Turning 76 next month, Ho Ping Kong attributed his success to teachers and mentors in Jamaica.
“I stand on the shoulders of others like Father Charles McMullan (St. George’s principal from 1950 to 1960) who really committed to being the best,” he said.
Ho Ping Kong also spoke glowingly of former University College of the West Indies medical professor, Dr. Eric Cruickshank, who died eight years ago.
“He was tough, but he was fair and he had very high standards,” he said.
UWI fifth-year medical student and violinist, Jessica Yap, serenaded Ho Ping Kong to a medley of songs.
“I went to him last year for my elective and spent three weeks in Toronto in the summer following him around at his hospital,” said the classically trained musician, who performed at the 2008 Beijing Olympics. “He taught me about patient care and it was such an amazing experience.
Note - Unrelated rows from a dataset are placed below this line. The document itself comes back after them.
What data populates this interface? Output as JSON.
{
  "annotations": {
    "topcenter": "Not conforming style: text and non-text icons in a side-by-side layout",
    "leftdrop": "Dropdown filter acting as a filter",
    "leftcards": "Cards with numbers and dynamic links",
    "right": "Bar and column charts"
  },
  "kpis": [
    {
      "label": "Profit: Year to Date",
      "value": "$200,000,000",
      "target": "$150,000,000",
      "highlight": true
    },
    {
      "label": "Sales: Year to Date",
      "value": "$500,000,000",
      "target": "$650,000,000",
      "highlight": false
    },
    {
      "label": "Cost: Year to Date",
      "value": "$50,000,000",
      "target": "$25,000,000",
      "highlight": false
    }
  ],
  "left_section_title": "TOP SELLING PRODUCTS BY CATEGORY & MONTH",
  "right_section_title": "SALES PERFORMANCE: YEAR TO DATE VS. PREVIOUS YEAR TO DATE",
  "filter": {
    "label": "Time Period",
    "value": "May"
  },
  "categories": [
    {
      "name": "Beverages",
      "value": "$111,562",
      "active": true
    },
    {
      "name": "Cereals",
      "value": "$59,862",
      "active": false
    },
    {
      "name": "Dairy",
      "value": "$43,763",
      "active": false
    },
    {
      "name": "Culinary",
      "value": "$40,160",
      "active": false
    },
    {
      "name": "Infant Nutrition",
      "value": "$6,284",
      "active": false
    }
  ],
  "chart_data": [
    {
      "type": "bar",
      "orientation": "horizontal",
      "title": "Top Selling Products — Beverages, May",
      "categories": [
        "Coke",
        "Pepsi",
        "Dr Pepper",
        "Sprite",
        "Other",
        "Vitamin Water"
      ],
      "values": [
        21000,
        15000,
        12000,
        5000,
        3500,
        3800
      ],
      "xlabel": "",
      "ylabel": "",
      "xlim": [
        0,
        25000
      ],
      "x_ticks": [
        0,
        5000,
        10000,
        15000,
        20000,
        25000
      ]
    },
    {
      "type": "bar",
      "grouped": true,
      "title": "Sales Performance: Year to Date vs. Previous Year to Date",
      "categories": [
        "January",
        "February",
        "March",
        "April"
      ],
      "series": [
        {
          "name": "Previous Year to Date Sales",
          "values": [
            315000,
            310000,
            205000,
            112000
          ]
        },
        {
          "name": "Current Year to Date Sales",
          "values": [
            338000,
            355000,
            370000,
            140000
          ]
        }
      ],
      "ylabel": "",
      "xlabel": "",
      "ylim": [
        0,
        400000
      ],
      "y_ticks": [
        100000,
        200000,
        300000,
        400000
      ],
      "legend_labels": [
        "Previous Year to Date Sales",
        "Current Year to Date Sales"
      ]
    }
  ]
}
I also have never seen a doctor who is so adored by his patients.”
Ho Ping Kong joined McGill University 42 years ago as a full-time staff member and founded the division of general internal medicine at the university’s Royal Victoria Hospital.
After a decade in Montreal where he learned to speak French, he came to Toronto in 1984, was promoted to full professor six years later by the University of Toronto and was appointed physician-in-chief at Toronto Hospital in 1992 with particular emphasis in the education portfolio. In 2004, he became the inaugural holder of the Gladstone and Maisie Chang endowed chair in internal medicine teaching at the UHN and the U of T.
Ho Ping Kong was responsible for creating an evidence-based curriculum in core internal medicine program for resident trainees and instrumental in redefining the role of general internists on the clinical teaching units.
The UWI Toronto gala vice-chancellor award winner five years ago drew on his extensive dossier of personal cases and five decades as a clinician to examine the core principles of a patient-centred approach to diagnosis and treatment in a new book, The Art of Medicine: Healing and the Limits of Technology, that he co-authored with Michael Posner and which was released last year.
While recognizing and applauding the many invaluable innovations in medical technology, he insists that physicians must learn to develop an arsenal of basic skills, actively using the arts of seeing, hearing, palpation, empathy and advocacy to provide a more humane and holistic form of care.